There are many different kinds of mushrooms and we are still learning about their health benefits.

Health Benefits of Mushrooms

Mushrooms, celebrated for their medicinal properties and immune-boosting potential, have a rich history of culinary and health applications. These fascinating organisms, technically classified as fungi, come in many different varieties. The most common mushrooms are button and portobello, but others include porcini, chanterelle, crimini, shiitake and oyster. Despite their distinct tastes and textures, mushrooms all have an earthy flavour and smooth consistency that makes them easy to add to various dishes.

Mushrooms for Immune Health

Mushrooms have garnered recognition for their ability to support the immune system, thanks to their rich mineral content, particularly selenium, zinc, and manganese. These minerals play pivotal roles in immune function. Additionally, mushrooms contain molecules like superoxide dismutase, catalase, and glutathione peroxidase, which help to protect DNA cells and proteins from oxidative damage. This anti-inflammatory powerhouse helps combat inflammation associated with conditions like type 2 diabetes, cardiovascular disease, and cancer by blocking pro-inflammatory molecules such as IL-10, IL-12, and IFN.

Mushrooms and Heart Health 

Mushrooms' antioxidant, vitamin, and mineral wealth make them valuable allies in promoting overall cardiovascular health and potentially protecting against the development of cancer cells.

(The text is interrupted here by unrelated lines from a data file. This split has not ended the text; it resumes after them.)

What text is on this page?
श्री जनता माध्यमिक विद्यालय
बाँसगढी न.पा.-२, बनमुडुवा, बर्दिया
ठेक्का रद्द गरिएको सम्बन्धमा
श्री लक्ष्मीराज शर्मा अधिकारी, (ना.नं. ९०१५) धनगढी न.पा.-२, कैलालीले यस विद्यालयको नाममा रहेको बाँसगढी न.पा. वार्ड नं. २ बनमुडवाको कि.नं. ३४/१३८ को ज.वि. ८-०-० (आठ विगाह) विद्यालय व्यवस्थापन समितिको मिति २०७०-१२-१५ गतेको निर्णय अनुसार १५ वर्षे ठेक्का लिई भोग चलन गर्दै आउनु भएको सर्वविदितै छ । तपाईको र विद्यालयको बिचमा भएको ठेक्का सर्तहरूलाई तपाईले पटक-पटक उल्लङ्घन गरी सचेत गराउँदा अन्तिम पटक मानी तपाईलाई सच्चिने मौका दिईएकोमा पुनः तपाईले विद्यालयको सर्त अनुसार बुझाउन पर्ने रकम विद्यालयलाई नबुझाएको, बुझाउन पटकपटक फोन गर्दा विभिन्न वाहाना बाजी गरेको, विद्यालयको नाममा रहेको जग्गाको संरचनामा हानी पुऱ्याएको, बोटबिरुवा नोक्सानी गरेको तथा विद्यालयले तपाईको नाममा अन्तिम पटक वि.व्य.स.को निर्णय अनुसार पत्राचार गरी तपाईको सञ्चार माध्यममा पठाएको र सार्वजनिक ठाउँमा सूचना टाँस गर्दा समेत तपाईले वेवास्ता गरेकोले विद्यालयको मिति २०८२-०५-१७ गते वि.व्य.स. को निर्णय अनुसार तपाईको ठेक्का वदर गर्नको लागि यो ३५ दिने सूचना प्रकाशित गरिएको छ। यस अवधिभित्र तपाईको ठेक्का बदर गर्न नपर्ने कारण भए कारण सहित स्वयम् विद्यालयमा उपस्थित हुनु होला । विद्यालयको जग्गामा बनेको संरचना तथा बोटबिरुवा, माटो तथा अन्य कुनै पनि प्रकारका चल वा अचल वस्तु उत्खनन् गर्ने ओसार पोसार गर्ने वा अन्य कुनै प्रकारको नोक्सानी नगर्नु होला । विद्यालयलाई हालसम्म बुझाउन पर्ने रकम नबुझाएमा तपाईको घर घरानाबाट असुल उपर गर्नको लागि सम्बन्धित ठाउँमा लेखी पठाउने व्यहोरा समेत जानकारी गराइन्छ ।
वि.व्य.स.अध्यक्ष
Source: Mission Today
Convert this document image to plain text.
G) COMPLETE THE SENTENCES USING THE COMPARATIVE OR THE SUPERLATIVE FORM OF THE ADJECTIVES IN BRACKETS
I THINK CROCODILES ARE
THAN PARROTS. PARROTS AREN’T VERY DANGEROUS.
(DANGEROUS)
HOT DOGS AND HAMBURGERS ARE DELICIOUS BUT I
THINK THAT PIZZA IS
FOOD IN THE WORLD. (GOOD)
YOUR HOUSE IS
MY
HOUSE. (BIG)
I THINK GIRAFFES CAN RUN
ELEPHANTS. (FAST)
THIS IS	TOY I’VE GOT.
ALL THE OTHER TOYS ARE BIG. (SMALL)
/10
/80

Within mushrooms lies CLA (conjugated linolenic acid), a fatty acid known to bind to cancer cells, potentially reducing their estrogen production—a notable advantage in hormone-related cancers such as breast and prostate. Please note that eating mushrooms is not a treatment for cancer, but including them in your diet may promote good general health.

Nutrient Breakdown of Mushrooms (per 1 cup raw, 100g)

  • Protein: 3g
  • Vitamin D: 5% of your Daily Value (DV)
  • Vitamin C: 4% of your DV
  • Vitamin B2: 24% of your DV
  • Niacin (Vitamin B3): 18% of your DV
  • Vitamin B5 (Pantothenic Acid): 15% of your DV
  • Potassium: 9% of your DV
  • Phosphorus: 9% of your DV
  • Copper: 16% of your DV
  • Selenium: 13% of your DV
  • Antioxidants
  • CLA (Conjugated Linolenic Acid)

Incorporating Mushrooms into Your Meals

Mushrooms lend themselves to various preparations, including raw, roasted, or sautéed dishes, dressings, sauces, salads, and stir-fries. They serve as an excellent way to replicate a meaty texture, making them a valuable addition to vegan or vegetarian diets.

Nutritionist's Tip

Use a damp cloth or paper towel for cleaning mushrooms, rather than rinsing them under water. This method helps maintain their moisture content, preventing them from becoming mushy or spoiling.